The Broader Implication
This is the natural experiment we’ve been waiting for. Coding agents are extraordinarily capable at this kind of reverse-engineering-and-rewrite task. Simon Willison tested a similar pattern on JustHTML back in December. The AI doesn’t get tired, doesn’t need a second team, and can produce something “clean” on a technical level while the human directing it carries all the institutional knowledge.

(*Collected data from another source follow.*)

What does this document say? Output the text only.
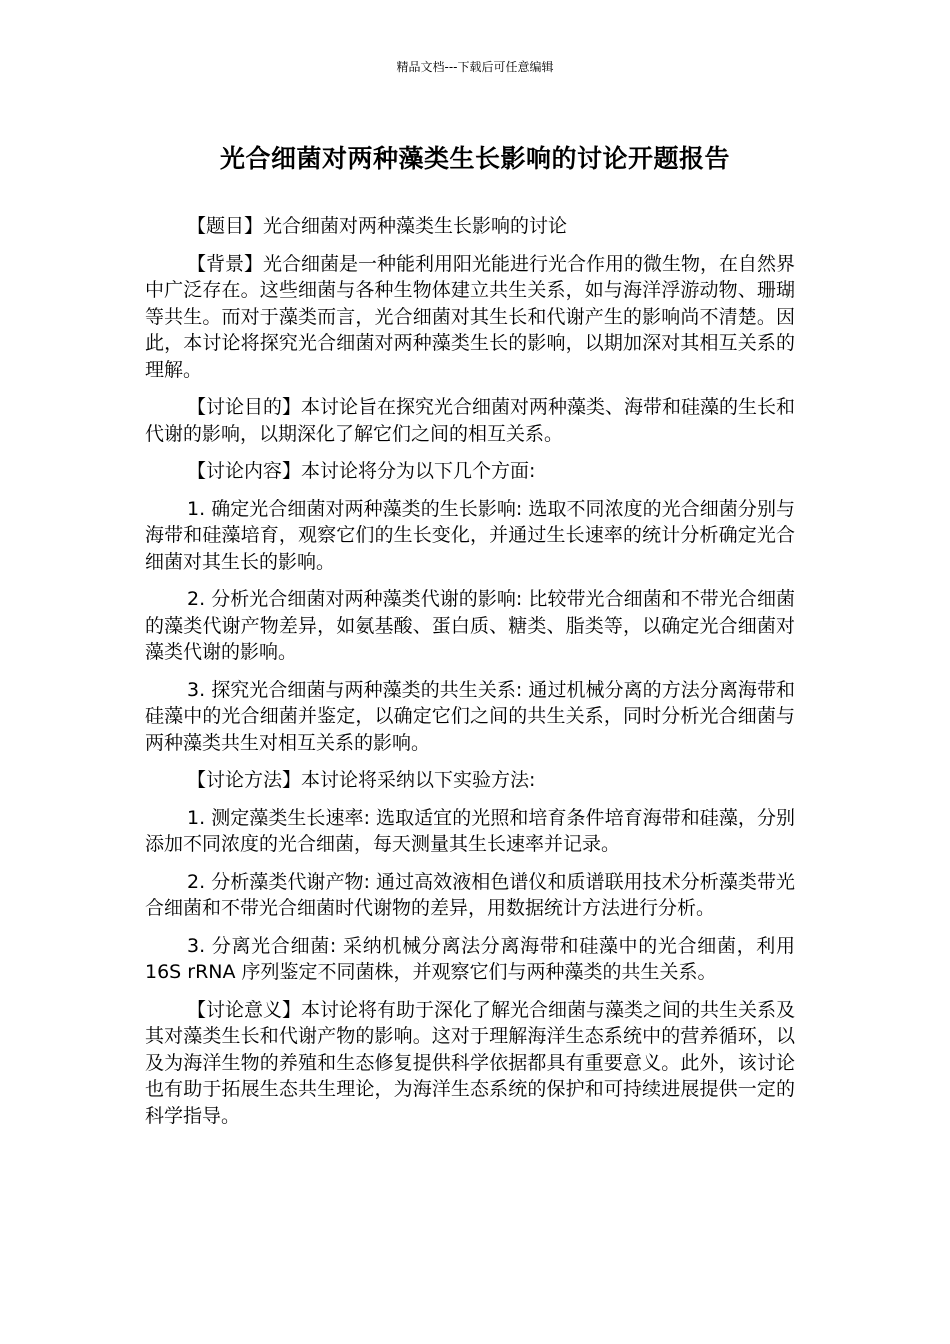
精品文档---下载后可任意编辑
光合细菌对两种藻类生长影响的讨论开题报告

【题目】光合细菌对两种藻类生长影响的讨论

【背景】光合细菌是一种能利用阳光能进行光合作用的微生物，在自然界中广泛存在。这些细菌与各种生物体建立共生关系，如与海洋浮游动物、珊瑚等共生。而对于藻类而言，光合细菌对其生长和代谢产生的影响尚不清楚。因此，本讨论将探究光合细菌对两种藻类生长的影响，以期加深对其相互关系的理解。

【讨论目的】本讨论旨在探究光合细菌对两种藻类、海带和硅藻的生长和代谢的影响，以期深化了解它们之间的相互关系。

【讨论内容】本讨论将分为以下几个方面:

1. 确定光合细菌对两种藻类的生长影响: 选取不同浓度的光合细菌分别与海带和硅藻培育，观察它们的生长变化，并通过生长速率的统计分析确定光合细菌对其生长的影响。

2. 分析光合细菌对两种藻类代谢的影响: 比较带光合细菌和不带光合细菌的藻类代谢产物差异，如氨基酸、蛋白质、糖类、脂类等，以确定光合细菌对藻类代谢的影响。

3. 探究光合细菌与两种藻类的共生关系: 通过机械分离的方法分离海带和硅藻中的光合细菌并鉴定，以确定它们之间的共生关系，同时分析光合细菌与两种藻类共生对相互关系的影响。

【讨论方法】本讨论将采纳以下实验方法:

1. 测定藻类生长速率: 选取适宜的光照和培育条件培育海带和硅藻，分别添加不同浓度的光合细菌，每天测量其生长速率并记录。

2. 分析藻类代谢产物: 通过高效液相色谱仪和质谱联用技术分析藻类带光合细菌和不带光合细菌时代谢物的差异，用数据统计方法进行分析。

3. 分离光合细菌: 采纳机械分离法分离海带和硅藻中的光合细菌，利用 16S rRNA 序列鉴定不同菌株，并观察它们与两种藻类的共生关系。

【讨论意义】本讨论将有助于深化了解光合细菌与藻类之间的共生关系及其对藻类生长和代谢产物的影响。这对于理解海洋生态系统中的营养循环，以及为海洋生物的养殖和生态修复提供科学依据都具有重要意义。此外，该讨论也有助于拓展生态共生理论，为海洋生态系统的保护和可持续进展提供一定的科学指导。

If the courts eventually say “AI-assisted rewrite = clean room implementation,” then LGPL — and maybe GPL — become essentially unenforceable. Anyone with a coding agent and an afternoon can strip the copyleft off anything. The entire philosophical foundation of copyleft licensing, which is that sharing is enforced transitively through derivatives, collapses.
If the courts say “AI-assisted rewrite = derivative work because the model trained on the original,” then everything AI generates might carry the IP ghosts of its training data. That’s a different kind of catastrophic.

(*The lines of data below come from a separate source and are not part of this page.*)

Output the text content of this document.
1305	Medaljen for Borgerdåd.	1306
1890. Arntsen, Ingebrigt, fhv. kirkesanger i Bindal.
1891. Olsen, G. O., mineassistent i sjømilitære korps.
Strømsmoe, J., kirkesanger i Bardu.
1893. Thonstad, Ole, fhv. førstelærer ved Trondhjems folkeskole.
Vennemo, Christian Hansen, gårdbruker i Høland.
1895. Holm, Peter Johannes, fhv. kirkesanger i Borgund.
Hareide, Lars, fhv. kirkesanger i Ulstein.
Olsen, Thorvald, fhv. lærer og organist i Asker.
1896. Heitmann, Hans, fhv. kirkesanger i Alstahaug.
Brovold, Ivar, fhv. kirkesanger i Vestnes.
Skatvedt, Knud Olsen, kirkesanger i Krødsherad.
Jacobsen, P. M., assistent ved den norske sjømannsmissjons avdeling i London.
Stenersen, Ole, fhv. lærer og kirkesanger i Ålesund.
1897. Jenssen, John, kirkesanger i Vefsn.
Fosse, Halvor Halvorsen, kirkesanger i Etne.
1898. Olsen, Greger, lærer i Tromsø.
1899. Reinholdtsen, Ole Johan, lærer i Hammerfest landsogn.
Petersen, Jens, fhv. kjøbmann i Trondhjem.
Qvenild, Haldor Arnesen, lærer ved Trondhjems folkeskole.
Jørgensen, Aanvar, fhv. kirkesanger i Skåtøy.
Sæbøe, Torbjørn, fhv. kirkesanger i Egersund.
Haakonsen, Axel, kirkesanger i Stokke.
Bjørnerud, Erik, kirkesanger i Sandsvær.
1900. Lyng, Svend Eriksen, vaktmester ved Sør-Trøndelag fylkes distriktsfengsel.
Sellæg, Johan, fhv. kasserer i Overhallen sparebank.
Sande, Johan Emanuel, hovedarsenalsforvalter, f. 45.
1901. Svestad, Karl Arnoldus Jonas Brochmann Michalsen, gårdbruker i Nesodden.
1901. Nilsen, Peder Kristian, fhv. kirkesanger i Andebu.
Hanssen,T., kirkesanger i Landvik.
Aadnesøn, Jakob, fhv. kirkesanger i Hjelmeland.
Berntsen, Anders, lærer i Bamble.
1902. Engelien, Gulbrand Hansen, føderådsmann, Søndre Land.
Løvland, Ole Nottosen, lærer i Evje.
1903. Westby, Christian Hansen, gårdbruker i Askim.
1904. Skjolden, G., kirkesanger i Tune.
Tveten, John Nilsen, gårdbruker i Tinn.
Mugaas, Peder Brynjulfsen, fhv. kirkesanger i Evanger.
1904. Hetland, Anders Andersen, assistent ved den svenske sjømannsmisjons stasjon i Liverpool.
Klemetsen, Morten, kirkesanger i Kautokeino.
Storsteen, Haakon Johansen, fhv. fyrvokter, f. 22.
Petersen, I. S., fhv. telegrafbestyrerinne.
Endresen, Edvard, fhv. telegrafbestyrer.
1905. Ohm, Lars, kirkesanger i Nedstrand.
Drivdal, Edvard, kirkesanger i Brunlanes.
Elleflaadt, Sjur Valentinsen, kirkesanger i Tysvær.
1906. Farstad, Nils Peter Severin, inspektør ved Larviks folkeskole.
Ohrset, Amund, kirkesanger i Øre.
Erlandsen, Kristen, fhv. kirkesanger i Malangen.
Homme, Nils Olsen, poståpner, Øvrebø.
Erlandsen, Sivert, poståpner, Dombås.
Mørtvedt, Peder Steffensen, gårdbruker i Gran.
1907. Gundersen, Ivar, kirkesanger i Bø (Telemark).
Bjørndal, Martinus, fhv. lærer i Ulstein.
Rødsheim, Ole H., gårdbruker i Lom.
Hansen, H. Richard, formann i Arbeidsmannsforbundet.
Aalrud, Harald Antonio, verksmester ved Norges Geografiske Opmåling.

Is the Rewrite Actually Good?
For what it’s worth: yes, apparently. 48x performance improvement is not nothing. The chardet maintainers have wanted to get it into the Python standard library for years, and the old LGPL license plus speed issues were the blockers. If this rewrite holds up legally, it might actually get into stdlib, which would be a genuine win for the Python ecosystem.
The code is described as “structurally independent” — different detection algorithms, cleaner architecture, modern Python. If you set aside the licensing question entirely, it’s a legitimately better piece of software.
The irony is that Mark Pilgrim wrote chardet in the first place to help people. The LGPL was the more permissive copyleft choice, chosen to allow broader reuse. Now the current maintainer wants even more permissive licensing to get it into the standard library. The disagreement is between two people who fundamentally want the same thing.
The Verdict
The chardet situation doesn’t have a clean resolution yet. GitHub issue #327 is still open. No legal action has been filed. Dan Blanchard is standing behind his rewrite and the MIT license.
But this is a preview of a thousand future disputes. Every popular LGPL or GPL library is now a target for AI-assisted relicensing. The tooling exists, the capability exists, and there’s clear financial and practical motivation to strip copyleft licenses off code that’s in the way.
Either open source licenses need to explicitly address AI-assisted rewriting, or the entire copyleft movement quietly loses its teeth in the next decade. Choose your dystopia.